A recent study has shown that HIV transmission will occur once in every nine hundred times an infected person has unprotected sex with their partner. The study also shows that this risk increases in direct correlation to the viral load of the infected person. This large study showed that if the viral load increased by tenfold the likelihood of HIV transmission increased threefold.
The final outcomes of the findings of this study indicate the many benefits of anti-retroviral medications used to lower the levels of HIV in the bloodstream. A separate study has shown the use of anti-retroviral drugs reduces the likelihood of HIV transmission by as much as 96%. These drugs are used to reduce the plasma HIV-1 viral load of individuals infected with HIV-1 and may also be beneficial in treating associated infections.
Effects of the HIV virus
The hiv virus attacks the immune system of the body making it unable to fight infections and diseases in the usual way. As the HIV progresses the immune system is gradually weakened and destroyed so that it can no longer battle life threatening medical conditions – this is referred to as the onset of full blown AIDS.
The latest study attempted to discover the risk of HIV transmission with each act of sexual intercourse. The study involved over 1,500 couples where one partner was infected and the other was not.

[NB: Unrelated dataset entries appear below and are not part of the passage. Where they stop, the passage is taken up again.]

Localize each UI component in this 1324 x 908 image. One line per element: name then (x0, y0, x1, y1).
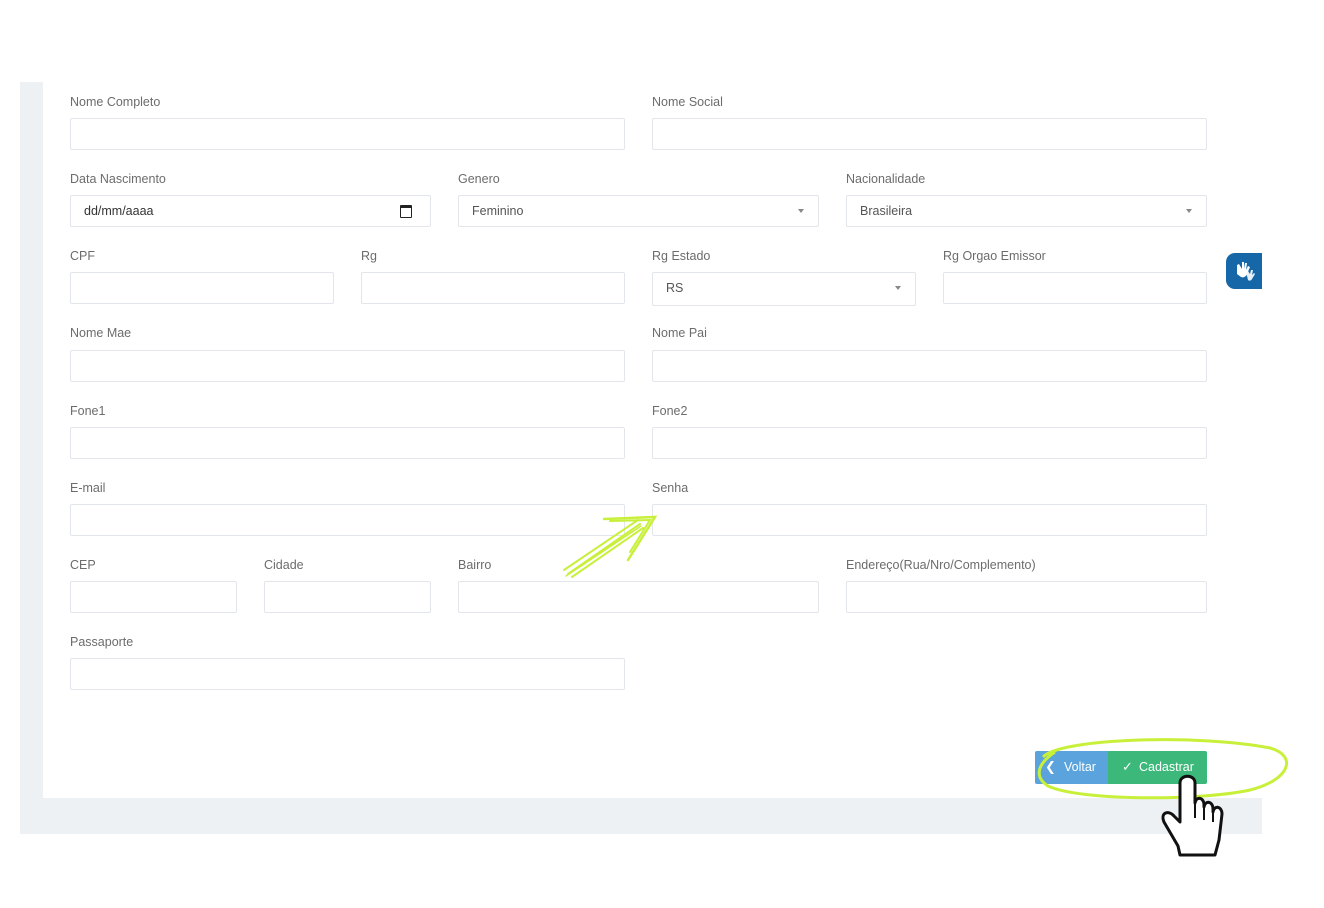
senha-input[interactable] (652, 504, 1207, 536)
fone2-label: Fone2 (652, 404, 688, 418)
check-icon: ✓ (1122, 759, 1133, 774)
nome-mae-label: Nome Mae (70, 326, 132, 340)
voltar-button[interactable]: ❮ Voltar (1035, 751, 1108, 784)
cidade-label: Cidade (264, 558, 304, 572)
rg-estado-label: Rg Estado (652, 249, 711, 263)
cep-label: CEP (70, 558, 96, 572)
nome-pai-input[interactable] (652, 350, 1207, 382)
rg-label: Rg (361, 249, 377, 263)
nome-completo-label: Nome Completo (70, 95, 161, 109)
cadastrar-button[interactable]: ✓ Cadastrar (1108, 751, 1207, 784)
chevron-down-icon (1186, 209, 1192, 213)
data-nascimento-input[interactable]: dd/mm/aaaa (70, 195, 431, 227)
endereco-label: Endereço(Rua/Nro/Complemento) (846, 558, 1036, 572)
nome-social-label: Nome Social (652, 95, 723, 109)
rg-orgao-input[interactable] (943, 272, 1207, 304)
nome-social-input[interactable] (652, 118, 1207, 150)
genero-label: Genero (458, 172, 500, 186)
rg-input[interactable] (361, 272, 625, 304)
cidade-input[interactable] (264, 581, 431, 613)
rg-estado-select[interactable]: RS (652, 272, 916, 306)
bairro-input[interactable] (458, 581, 819, 613)
passaporte-input[interactable] (70, 658, 625, 690)
nacionalidade-select[interactable]: Brasileira (846, 195, 1207, 227)
fone1-input[interactable] (70, 427, 625, 459)
nome-pai-label: Nome Pai (652, 326, 707, 340)
accessibility-widget[interactable] (1226, 253, 1262, 289)
bairro-label: Bairro (458, 558, 492, 572)
endereco-input[interactable] (846, 581, 1207, 613)
passaporte-label: Passaporte (70, 635, 134, 649)
email-label: E-mail (70, 481, 106, 495)
chevron-down-icon (895, 286, 901, 290)
chevron-down-icon (798, 209, 804, 213)
senha-label: Senha (652, 481, 689, 495)
cadastrar-button-label: Cadastrar (1139, 760, 1194, 774)
sign-language-hands-icon (1237, 262, 1255, 281)
cpf-label: CPF (70, 249, 95, 263)
chevron-left-icon: ❮ (1045, 759, 1056, 774)
cep-input[interactable] (70, 581, 237, 613)
genero-select[interactable]: Feminino (458, 195, 819, 227)
nome-completo-input[interactable] (70, 118, 625, 150)
rg-orgao-label: Rg Orgao Emissor (943, 249, 1046, 263)
fone2-input[interactable] (652, 427, 1207, 459)
calendar-icon[interactable] (400, 205, 412, 218)
nacionalidade-label: Nacionalidade (846, 172, 926, 186)
cpf-input[interactable] (70, 272, 334, 304)
fone1-label: Fone1 (70, 404, 106, 418)
data-nascimento-label: Data Nascimento (70, 172, 166, 186)
nome-mae-input[interactable] (70, 350, 625, 382)
voltar-button-label: Voltar (1064, 760, 1096, 774)
email-input[interactable] (70, 504, 625, 536)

The study determined that the viral load of the infected partners blood was the most important factor in affecting HIV transmission. Determining an average risk of infection is virtually impossible since viral load levels vary widely between individuals. The use of averages in any study may always be somewhat deceptive.
This research confirmed that the use of condoms reduce the risk of HIV transmission by 78%; it was also determined that male circumcision reduced the risk by 47%.
During the study, which took place over a period of two years, participants were regularly asked about the frequency of intercourse and whether they had used protection. The infected partners were periodically tested over the two year period in order to determine the viral load of their blood.
The uninfected partners were also periodically tested for HIV infection with genetic testing of the virus being used to determine if the infection was new.
The dangers of self-reporting in any medical research is well known and although it is possible to generalise the results they may well be specific to the local population of this particular study. During this study 86 cases of hiv transmission were recorded.
Earlier, small scale studies have been carried out in order to estimate rates of hiv transmission but these studies failed to measure the viral load of the blood in a consistent way.
Protect against infection
The World Health Organisation estimates that over 33 million people around the world are infected with the HIV infection – it is possible for anyone to catch the infection, regardless of age, gender, race or sexual orientation. The only guaranteed protection from HIV/AIDS is abstinence from sex and, if that is not possible condoms should always be used and safe methods of sex practiced.